Sapphire Ventures Embraces Growth Stage Software Investment in US, Europe, and Israel
As a growth-stage software investor with Sapphire Ventures, I'm always asking myself "why now?" - seeking innovative solutions that tackle new problems or create new markets, rather than simply duplicating existing ones.
- 1. At least 50% of pitches involve AI, impacting all verticals, but SaaS is not dead.
- 2. The non-AI part of a product should tackle a new problem area; AI is not a differentiator alone.
- 3. Reie Dom is a general partner at Sapphire Ventures, a growth stage software B2B focused investor.
- 4. Sapphire Ventures manages over $10 billion in capital and has invested in companies like LinkedIn, DocuSign, and monday.com.
- 5. Reie Dom started her career as an investment banker at Goldman Sachs, advising companies on M&A, IPOs, and financing.
- 6. She transitioned to investing to have "skin in the game" and help advise companies from a board level.
- 7. When evaluating investments, Sapphire looks for a good market size with an emerging or next-generation leader.
- 8. Category leaders often suck the air out of a market by attracting the best employees, investors, and customers.
- 9. Reie Dom also considers "why now?" β what's changing or inflecting in the market that might create accelerated growth.
- 10. The velocity of product improvements and go-to-market changes is crucial in startups.
- 11. Companies should aim to hit "escape velocity" by growing fast to avoid the laws of gravity in private SaaS.
- 12. Velocity in decision-making across product and go-to-market is important for success.
- 13. The latest marketing conditions are highly saturated with enterprise software companies, making it hard for new founders to stand out.
- 14. Founders should tackle a new problem area or a vertical that hasn't been touched before, differentiating their offering from competitors.
- 15. AI is not a differentiator but can be used as a technology enabler in creative ways.
- 16. Investors look for an approach of non-AI technology and integrations around the AI component.
- 17. Reie Dom invested in monday.com due to the founders' conviction, vision, and belief in their success.
- 18. True founder conviction is a signal for investment, even if many aspects still need to be figured out.
- 19. Sapphire Ventures invests in people they like and admire, focusing on questions that matter to entrepreneurs.

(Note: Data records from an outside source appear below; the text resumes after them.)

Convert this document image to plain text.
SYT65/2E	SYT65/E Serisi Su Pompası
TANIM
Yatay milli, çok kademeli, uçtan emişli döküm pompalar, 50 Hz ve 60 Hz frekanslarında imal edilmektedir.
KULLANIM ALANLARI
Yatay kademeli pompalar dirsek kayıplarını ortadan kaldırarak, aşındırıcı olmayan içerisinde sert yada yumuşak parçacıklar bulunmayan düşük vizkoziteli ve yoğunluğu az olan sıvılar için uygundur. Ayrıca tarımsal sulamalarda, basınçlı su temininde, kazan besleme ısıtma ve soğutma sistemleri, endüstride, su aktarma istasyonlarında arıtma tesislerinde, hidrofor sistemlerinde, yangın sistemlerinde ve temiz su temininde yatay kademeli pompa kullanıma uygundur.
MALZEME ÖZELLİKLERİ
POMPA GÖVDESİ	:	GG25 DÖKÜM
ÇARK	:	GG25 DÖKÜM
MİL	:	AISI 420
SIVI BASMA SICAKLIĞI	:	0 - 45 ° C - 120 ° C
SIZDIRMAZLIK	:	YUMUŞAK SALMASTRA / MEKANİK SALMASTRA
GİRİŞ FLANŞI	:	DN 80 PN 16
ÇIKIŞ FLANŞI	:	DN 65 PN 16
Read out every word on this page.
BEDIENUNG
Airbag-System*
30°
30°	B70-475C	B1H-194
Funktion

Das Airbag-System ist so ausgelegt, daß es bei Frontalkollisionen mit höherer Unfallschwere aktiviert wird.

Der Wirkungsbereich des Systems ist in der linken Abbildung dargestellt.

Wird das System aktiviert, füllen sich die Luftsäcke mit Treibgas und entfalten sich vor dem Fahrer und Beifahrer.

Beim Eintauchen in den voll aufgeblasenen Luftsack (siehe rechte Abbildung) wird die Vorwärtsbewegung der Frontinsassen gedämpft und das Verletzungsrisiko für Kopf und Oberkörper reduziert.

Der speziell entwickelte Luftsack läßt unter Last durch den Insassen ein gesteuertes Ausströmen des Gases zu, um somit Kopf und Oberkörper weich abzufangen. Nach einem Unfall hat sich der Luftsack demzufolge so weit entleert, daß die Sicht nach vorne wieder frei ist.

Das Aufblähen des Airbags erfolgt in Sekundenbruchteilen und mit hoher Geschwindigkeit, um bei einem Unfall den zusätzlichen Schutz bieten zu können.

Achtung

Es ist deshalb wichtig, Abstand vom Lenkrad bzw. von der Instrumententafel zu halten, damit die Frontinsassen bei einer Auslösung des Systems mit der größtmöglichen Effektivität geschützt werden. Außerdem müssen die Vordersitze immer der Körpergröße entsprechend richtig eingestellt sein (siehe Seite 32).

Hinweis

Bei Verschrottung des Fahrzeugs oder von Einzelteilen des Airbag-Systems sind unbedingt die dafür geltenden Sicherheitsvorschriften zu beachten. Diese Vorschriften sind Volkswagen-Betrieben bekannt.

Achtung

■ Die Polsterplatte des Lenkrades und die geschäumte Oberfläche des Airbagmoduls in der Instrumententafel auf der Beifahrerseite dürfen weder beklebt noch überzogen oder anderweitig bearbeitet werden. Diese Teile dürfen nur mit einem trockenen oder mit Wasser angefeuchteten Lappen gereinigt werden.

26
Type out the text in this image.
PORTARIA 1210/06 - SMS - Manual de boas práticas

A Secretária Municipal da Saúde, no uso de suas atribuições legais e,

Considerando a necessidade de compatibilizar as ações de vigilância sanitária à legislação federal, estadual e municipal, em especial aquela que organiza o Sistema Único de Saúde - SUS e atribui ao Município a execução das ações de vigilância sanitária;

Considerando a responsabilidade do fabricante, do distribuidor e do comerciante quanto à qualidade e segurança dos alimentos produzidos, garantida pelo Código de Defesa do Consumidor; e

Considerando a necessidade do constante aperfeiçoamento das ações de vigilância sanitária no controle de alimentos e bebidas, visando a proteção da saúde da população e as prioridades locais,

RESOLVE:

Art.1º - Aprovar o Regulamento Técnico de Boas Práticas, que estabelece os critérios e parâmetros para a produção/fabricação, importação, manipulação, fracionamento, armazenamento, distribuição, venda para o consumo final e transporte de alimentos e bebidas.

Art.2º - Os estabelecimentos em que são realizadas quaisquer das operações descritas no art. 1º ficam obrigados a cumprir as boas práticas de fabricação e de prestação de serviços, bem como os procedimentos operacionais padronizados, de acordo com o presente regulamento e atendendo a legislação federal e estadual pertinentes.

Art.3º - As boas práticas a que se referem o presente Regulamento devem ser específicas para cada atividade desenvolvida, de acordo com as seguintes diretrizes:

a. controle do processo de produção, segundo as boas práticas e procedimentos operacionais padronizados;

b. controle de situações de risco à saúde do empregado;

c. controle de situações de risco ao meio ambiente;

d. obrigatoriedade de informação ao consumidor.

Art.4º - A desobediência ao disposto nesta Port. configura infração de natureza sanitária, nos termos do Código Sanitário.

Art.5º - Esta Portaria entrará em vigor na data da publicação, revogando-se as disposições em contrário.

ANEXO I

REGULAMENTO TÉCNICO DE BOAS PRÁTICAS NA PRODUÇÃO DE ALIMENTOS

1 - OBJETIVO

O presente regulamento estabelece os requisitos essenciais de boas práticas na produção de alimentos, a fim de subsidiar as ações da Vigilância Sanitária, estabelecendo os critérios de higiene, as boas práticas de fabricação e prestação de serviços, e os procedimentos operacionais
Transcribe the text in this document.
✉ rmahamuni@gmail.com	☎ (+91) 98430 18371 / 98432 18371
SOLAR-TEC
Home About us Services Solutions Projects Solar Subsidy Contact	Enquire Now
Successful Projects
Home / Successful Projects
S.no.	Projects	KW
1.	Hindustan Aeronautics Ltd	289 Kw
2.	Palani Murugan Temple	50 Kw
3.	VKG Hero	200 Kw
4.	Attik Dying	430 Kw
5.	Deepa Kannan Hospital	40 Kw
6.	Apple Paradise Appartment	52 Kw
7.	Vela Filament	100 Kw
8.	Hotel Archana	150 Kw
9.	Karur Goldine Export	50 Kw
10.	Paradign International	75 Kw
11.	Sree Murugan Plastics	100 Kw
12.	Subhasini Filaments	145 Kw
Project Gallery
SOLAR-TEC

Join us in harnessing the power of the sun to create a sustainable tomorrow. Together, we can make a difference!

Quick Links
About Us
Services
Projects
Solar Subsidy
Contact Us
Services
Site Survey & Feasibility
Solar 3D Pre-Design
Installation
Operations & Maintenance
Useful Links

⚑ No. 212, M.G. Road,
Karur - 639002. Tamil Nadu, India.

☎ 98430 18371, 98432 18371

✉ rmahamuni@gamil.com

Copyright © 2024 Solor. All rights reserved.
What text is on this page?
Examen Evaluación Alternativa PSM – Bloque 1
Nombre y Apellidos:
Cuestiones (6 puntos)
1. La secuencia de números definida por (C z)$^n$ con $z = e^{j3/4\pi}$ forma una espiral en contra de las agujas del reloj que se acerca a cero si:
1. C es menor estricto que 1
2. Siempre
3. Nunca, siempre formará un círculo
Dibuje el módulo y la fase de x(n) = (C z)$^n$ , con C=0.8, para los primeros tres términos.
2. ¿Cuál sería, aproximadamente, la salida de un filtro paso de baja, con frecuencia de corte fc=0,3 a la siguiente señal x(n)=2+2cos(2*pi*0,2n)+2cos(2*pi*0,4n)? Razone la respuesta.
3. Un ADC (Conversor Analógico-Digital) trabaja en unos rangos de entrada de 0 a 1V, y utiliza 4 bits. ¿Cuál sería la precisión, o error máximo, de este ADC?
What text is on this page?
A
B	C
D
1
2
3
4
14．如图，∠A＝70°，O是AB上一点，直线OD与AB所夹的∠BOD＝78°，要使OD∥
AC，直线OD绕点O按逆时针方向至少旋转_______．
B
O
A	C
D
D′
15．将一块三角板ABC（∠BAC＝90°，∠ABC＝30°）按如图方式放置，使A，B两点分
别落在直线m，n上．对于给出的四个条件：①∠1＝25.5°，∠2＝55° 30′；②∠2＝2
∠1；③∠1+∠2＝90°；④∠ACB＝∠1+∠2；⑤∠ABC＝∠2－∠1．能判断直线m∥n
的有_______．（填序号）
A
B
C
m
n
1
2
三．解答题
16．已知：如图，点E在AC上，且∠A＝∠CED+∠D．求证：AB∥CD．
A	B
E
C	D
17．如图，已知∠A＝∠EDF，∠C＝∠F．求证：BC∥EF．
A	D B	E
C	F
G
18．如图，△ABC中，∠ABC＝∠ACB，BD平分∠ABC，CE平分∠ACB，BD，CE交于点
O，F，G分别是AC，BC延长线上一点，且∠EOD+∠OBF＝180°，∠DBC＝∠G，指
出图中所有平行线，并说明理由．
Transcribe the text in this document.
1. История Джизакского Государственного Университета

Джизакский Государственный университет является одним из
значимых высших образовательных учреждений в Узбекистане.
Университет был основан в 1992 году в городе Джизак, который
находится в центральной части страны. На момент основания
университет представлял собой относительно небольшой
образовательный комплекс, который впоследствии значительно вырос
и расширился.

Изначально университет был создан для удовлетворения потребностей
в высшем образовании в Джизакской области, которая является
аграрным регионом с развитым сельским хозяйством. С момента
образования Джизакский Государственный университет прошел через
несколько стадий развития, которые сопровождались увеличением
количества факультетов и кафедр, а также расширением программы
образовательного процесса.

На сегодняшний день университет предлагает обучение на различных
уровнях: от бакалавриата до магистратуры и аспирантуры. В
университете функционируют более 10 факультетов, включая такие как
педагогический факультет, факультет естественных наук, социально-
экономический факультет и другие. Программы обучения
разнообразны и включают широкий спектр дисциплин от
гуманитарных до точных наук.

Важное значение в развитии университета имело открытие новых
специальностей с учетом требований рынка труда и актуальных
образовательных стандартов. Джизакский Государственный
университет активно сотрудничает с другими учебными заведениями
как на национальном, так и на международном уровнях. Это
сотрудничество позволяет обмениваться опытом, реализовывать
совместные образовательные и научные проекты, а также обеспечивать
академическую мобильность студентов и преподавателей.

- 20. VCs should adapt to the entrepreneur and founder, acting as resources rather than trying to operate the business themselves.
- 21. Entrepreneurs want investors who are bought into their vision and have true passion for their companies.
- 22. Winning an investment deal relies on passion, conviction, and ensuring a VC is truly bought in.
- 23. Usage-based pricing models versus seat-based pricing models are relevant topics for discussion between founders and investors.
- 24. VCs should provide insights from their portfolio and expertise to help entrepreneurs make informed decisions.
Source: EO via YouTube
β What do you think? What drives your investment decisions: the product, the market, the founder, or something else entirely? Feel free to share your thoughts in the comments!